8.17 How come the pressurized spacesuits don’t look like they’re inflated?

IN A NUTSHELL: Because they had an inner pressure containment layer, just like present-day spacesuits, and the outer layer wasn’t pressurized.


THE DETAILS: Some Moon hoax proponents wonder how astronauts could flex their fingers inside the bulky gloves of their spacesuits and more generally how they could move at all, since the suits, if pressurized as NASA claims, would have inflated like balloons in the vacuum of space and would have become impossibly rigid. Yet Apollo photographs show astronauts on the Moon moving around quite comfortably, with suits that show no sign of ballooning and are actually flexible and surprisingly creased and saggy.

This objection can be dismissed simply by considering that the American, Russian and Chinese spacesuits currently worn today by astronauts during spacewalks on the International Space Station and in Chinese spaceflights are quite obviously flexible and don’t balloon, and neither did the suits used in Skylab or Shuttle flights or by cosmonauts aboard Soyuz spacecraft or the Mir space station, so there must be a way to solve these allegedly unsurmountable problems. That way is essentially the same one introduced by Russian and American spacesuits of the 1960s.

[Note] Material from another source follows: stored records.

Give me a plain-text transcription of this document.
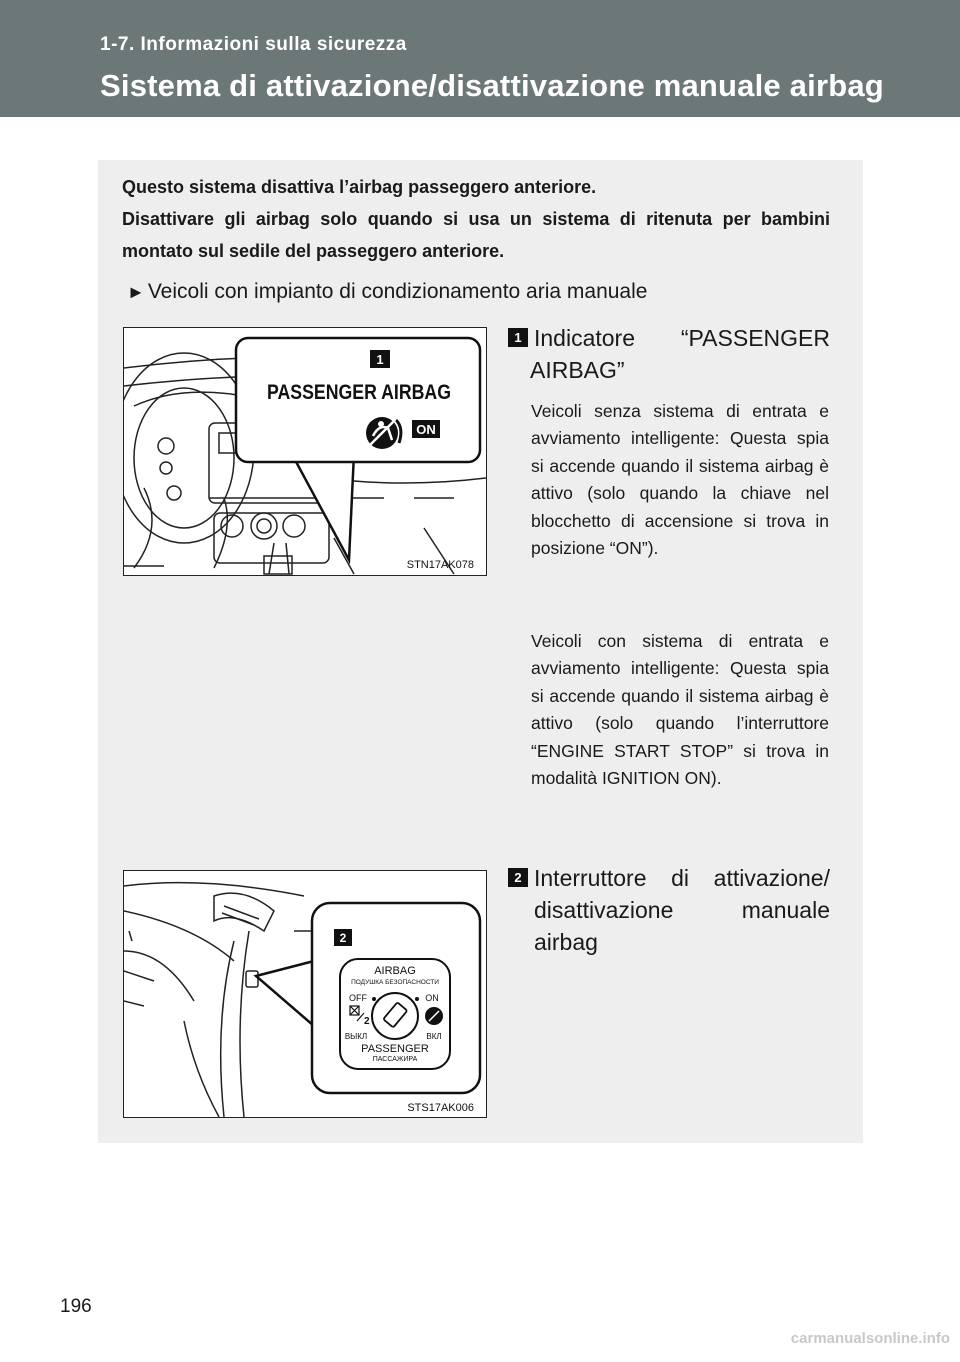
1-7. Informazioni sulla sicurezza
Sistema di attivazione/disattivazione manuale airbag

Questo sistema disattiva l’airbag passeggero anteriore.

Disattivare gli airbag solo quando si usa un sistema di ritenuta per bambini montato sul sedile del passeggero anteriore.

► Veicoli con impianto di condizionamento aria manuale
1
PASSENGER AIRBAG
ON
STN17AK078
1 Indicatore “PASSENGER
AIRBAG”

Veicoli senza sistema di entrata e avviamento intelligente: Questa spia si accende quando il sistema airbag è attivo (solo quando la chiave nel blocchetto di accensione si trova in posizione “ON”).

Veicoli con sistema di entrata e avviamento intelligente: Questa spia si accende quando il sistema airbag è attivo (solo quando l’interruttore “ENGINE START STOP” si trova in modalità IGNITION ON).

2
AIRBAG
ПОДУШКА БЕЗОПАСНОСТИ
OFF	ON
2
ВЫКЛ	ВКЛ
PASSENGER
ПАССАЖИРА
STS17AK006
2 Interruttore di attivazione/ disattivazione manuale airbag
196
carmanualsonline.info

The issue is probably based on limited knowledge of the actual structure of Apollo spacesuits. Each suit was in fact composed of two suits, worn one inside the other: a pressurized inner suit (shown in blue in Figure 8.17-1), rarely seen on its own, and an unpressurized outer one (shown in white in the same figure), which is the one visible in all the Apollo moonwalk photos.

Figure 8.17-1. Artist’s illustration of a cutout of a complete spacesuit (pressurized inner suit and unpressurized outer suit). Credit: Paul Calle.


The inner suit, known as Pressure Garment, was the airtight part of the suit that enclosed the astronaut’s body. It was pressurized to approximately one third of sea-level pressure; this helped to reduce the suit’s tendency to balloon and stiffen. It was mostly made of neoprene in which a non-elastic containment layer of mesh was embedded.

In other words, the inner suit could only expand until this mesh was taut. If you can imagine a balloon placed inside a bag of netting, or if you look at a garden hose, you have a good example of a pressure containment layer.

The fingers, shoulders, knees and elbows of the suit had accordion-like joints that allowed flexing without ballooning (Figures 8.17-2 to 8.17-5).


Figure 8.17-2. Gene Cernan checks the fit of the airtight inner layer of the Apollo spacesuit, known as Pressure Garment. Note the accordion-like joints at the elbows and fingers. NASA photo AP17-72-H-253.


Figure 8.17-3. Charlie Duke (Apollo 16) tests the flexing of his Pressure Garment.


Figure 8.17-4. A color photograph of the Apollo Pressure Garment.


Figure 8.17-5. Apollo 17 astronaut Harrison Schmitt tests the Pressure Garment.


The outer layer, shown in Figure 8.17-6, was made of fireproof, abrasion-resistant materials and was designed to provide thermal insulation and protection against micrometeoroids, microscopic specks of dust that travel through space at enormous speeds and strike the astronauts on the lunar surface like minute bullets, which are stopped by the multiple layers of the outer suit.

Figure 8.17-6. Ron Evans (Apollo 17) checks the maximum upward reach of his arm while wearing both the inner Pressure Garment and the white outer protective suit.


In summary, the Apollo spacesuits don’t look like they’re pressurized simply because what we normally see is their outer layer, which indeed wasn’t pressurized.